Featuring primarily Marshall’s piano work and Wärmgård’s soothing trumpet, the two create a sparse and haunting sonic landscape devoid of past dabblings in electronica which Lone Wolf had once been directly correlated towards. In the place of any form of synthetics comes a wholly organic work, trading out glass tables for strong chestnut, and placing Marshall’s emotional vocals bravely at the entire forefront of the operation. It’s a love letter chilling in its brutal honesty, aiming to move beyond the trite typicalities of what a musical depiction of an adoration or embracement usually envelopes to encapsulate the brooding, introverted sense of actual human thought.

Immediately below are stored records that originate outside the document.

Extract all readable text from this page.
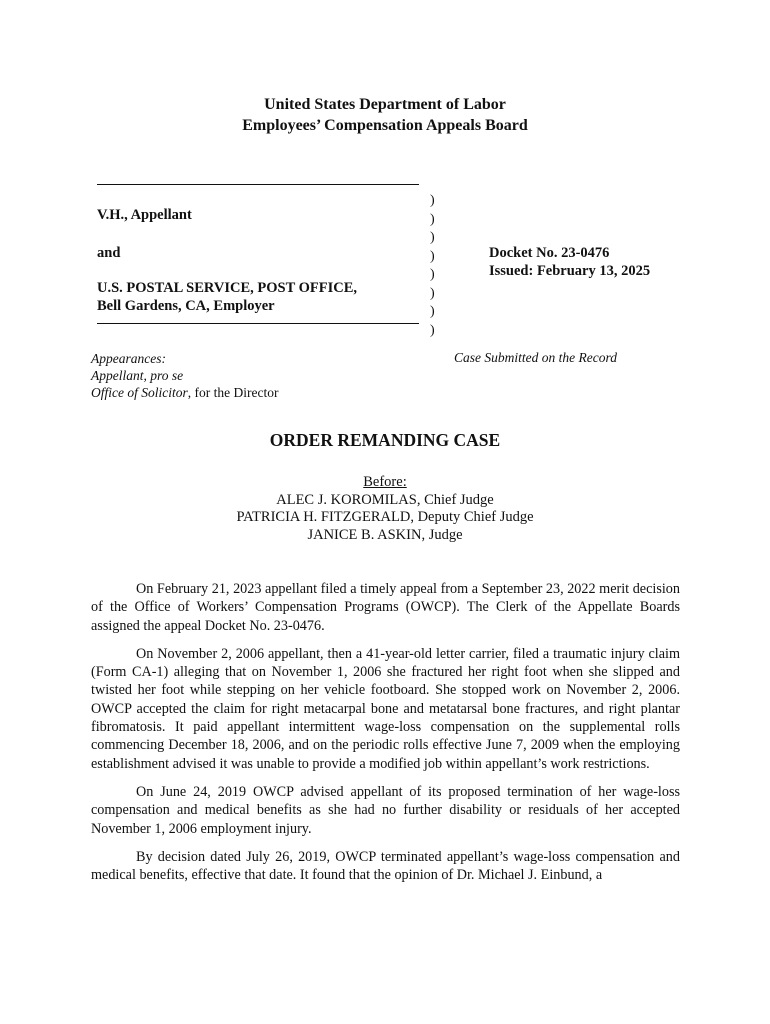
United States Department of Labor
Employees’ Compensation Appeals Board
V.H., Appellant
and
U.S. POSTAL SERVICE, POST OFFICE,
Bell Gardens, CA, Employer
)
)
)
)
)
)
)
)
Docket No. 23-0476
Issued: February 13, 2025
Appearances:
Appellant, pro se
Office of Solicitor, for the Director
Case Submitted on the Record
ORDER REMANDING CASE
Before:
ALEC J. KOROMILAS, Chief Judge
PATRICIA H. FITZGERALD, Deputy Chief Judge
JANICE B. ASKIN, Judge

On February 21, 2023 appellant filed a timely appeal from a September 23, 2022 merit decision of the Office of Workers’ Compensation Programs (OWCP). The Clerk of the Appellate Boards assigned the appeal Docket No. 23-0476.

On November 2, 2006 appellant, then a 41-year-old letter carrier, filed a traumatic injury claim (Form CA-1) alleging that on November 1, 2006 she fractured her right foot when she slipped and twisted her foot while stepping on her vehicle footboard. She stopped work on November 2, 2006. OWCP accepted the claim for right metacarpal bone and metatarsal bone fractures, and right plantar fibromatosis. It paid appellant intermittent wage-loss compensation on the supplemental rolls commencing December 18, 2006, and on the periodic rolls effective June 7, 2009 when the employing establishment advised it was unable to provide a modified job within appellant’s work restrictions.

On June 24, 2019 OWCP advised appellant of its proposed termination of her wage-loss compensation and medical benefits as she had no further disability or residuals of her accepted November 1, 2006 employment injury.

By decision dated July 26, 2019, OWCP terminated appellant’s wage-loss compensation and medical benefits, effective that date. It found that the opinion of Dr. Michael J. Einbund, a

Marshall forthrightly bears his tussles with anxiety on his sleeve, exemplifying how easy it may be for him to slip back into wrongful temptation and a sad state of being. He’s not okay, stating quite frankly, for instance, a need to drink himself into a stupor on lead single “Give Up”. For what it’s worth, bearing his soul and emotions on this record displays a true folk artist’s characteristic effort to display all facets of the human being, even throughout the bad. It makes for an evocative release, given the palpable sentiment showcased from beginning to end. Lodge, case in point, is Lone Wolf’s best album yet. We, for a few, hope that there’s still more to come.